The Film Museum has relocated various times before settling to the current building in the Old Town. It was once in the rooms of ”Riga Video Centre”, the ”Latvian State Archive of Audiovisual Documents”, the ”Riga Film Studio” and the former ”Museum of Illegal Press” on Krāslavas Street.

On a regular basis the museum organizes mini exhibitions, lectures, events and movie screenings. It offers guided tours, lessons and creative workshops for both – film connoisseurs and those who only start to learn about film history.

== Permanent exhibition ==
As of August 2025 the permanent exhibition rooms are closed for renovation and an additional modern building is being built that in the future will house a new expanded and interactive exhibition about filmmaking and history of Latvian cinema.

== Creating Worlds.
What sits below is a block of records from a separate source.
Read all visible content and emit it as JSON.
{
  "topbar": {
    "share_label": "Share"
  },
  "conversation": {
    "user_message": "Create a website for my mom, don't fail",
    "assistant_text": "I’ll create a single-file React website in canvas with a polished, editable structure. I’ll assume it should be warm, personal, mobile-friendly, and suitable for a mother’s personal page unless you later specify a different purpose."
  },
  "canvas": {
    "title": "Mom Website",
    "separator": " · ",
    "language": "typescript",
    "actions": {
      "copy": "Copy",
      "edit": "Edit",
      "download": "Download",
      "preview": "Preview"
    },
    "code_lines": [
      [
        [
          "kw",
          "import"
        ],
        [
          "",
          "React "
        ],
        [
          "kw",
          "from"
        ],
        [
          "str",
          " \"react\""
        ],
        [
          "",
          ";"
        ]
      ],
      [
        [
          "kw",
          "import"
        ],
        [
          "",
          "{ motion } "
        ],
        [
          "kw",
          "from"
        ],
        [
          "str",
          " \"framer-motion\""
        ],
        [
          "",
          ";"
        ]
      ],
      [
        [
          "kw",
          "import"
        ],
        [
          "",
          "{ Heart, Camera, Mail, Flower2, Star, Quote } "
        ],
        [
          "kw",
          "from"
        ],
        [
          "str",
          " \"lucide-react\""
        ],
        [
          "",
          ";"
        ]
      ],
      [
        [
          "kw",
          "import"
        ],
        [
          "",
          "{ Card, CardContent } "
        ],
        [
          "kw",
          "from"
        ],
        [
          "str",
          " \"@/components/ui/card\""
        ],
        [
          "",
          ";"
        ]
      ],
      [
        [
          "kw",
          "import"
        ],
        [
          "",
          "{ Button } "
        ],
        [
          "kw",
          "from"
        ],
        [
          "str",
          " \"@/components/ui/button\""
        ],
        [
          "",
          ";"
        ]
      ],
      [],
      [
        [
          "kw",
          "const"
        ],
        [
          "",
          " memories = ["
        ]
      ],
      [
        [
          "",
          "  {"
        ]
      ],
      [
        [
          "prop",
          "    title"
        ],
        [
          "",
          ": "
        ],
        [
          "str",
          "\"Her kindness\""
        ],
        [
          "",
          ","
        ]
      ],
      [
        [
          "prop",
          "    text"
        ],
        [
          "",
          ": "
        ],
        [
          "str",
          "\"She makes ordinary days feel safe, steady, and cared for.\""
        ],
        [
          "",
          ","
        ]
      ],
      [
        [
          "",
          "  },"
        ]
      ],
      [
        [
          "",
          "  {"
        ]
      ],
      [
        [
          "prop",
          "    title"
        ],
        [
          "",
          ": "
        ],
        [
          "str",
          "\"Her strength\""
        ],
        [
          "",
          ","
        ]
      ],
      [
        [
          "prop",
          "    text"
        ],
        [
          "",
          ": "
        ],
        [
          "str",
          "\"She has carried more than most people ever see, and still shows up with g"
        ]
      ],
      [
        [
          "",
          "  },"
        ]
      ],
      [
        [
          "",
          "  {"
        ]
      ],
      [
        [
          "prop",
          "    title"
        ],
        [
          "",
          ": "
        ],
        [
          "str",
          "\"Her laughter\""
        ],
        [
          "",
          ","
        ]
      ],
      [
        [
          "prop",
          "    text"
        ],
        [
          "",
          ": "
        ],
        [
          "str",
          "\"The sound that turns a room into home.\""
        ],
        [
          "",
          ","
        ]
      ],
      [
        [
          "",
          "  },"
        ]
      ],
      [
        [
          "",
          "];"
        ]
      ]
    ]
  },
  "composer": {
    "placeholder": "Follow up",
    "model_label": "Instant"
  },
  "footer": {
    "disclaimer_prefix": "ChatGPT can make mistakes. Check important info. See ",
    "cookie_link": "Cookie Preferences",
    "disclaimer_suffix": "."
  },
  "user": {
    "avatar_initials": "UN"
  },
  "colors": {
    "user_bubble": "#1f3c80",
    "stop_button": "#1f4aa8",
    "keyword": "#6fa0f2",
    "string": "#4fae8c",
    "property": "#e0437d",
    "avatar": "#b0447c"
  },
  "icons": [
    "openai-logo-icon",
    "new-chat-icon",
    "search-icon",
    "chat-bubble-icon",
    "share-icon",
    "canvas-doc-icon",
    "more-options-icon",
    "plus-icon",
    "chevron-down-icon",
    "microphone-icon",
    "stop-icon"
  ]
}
Latvian Production Designers and Film Artists ==
The current exhibition presents the diverse work of film artists, set designers, costume designers and makeup artists over a period of more than a hundred years, using materials from the Latvian Film Museum's collection – sketches, costumes, photographs, various objects and diverse visual material, also obtained from artists' private collections and film studios.

==Educational Programs in the Riga Film Museum==
At the museum, you can sign up for educational activities such as "What is cinema?" The lesson starts with a visual journey through the history of cinema, exploring the origins of how the image was set in motion. The world’s first films are screened and an insight into the types and genres of cinema is given. Also you can try your hand at animation for the first time in workshop "Origins of Moving Pictures" where you can both see the first animation devices and try stop motion animation with modern equipment.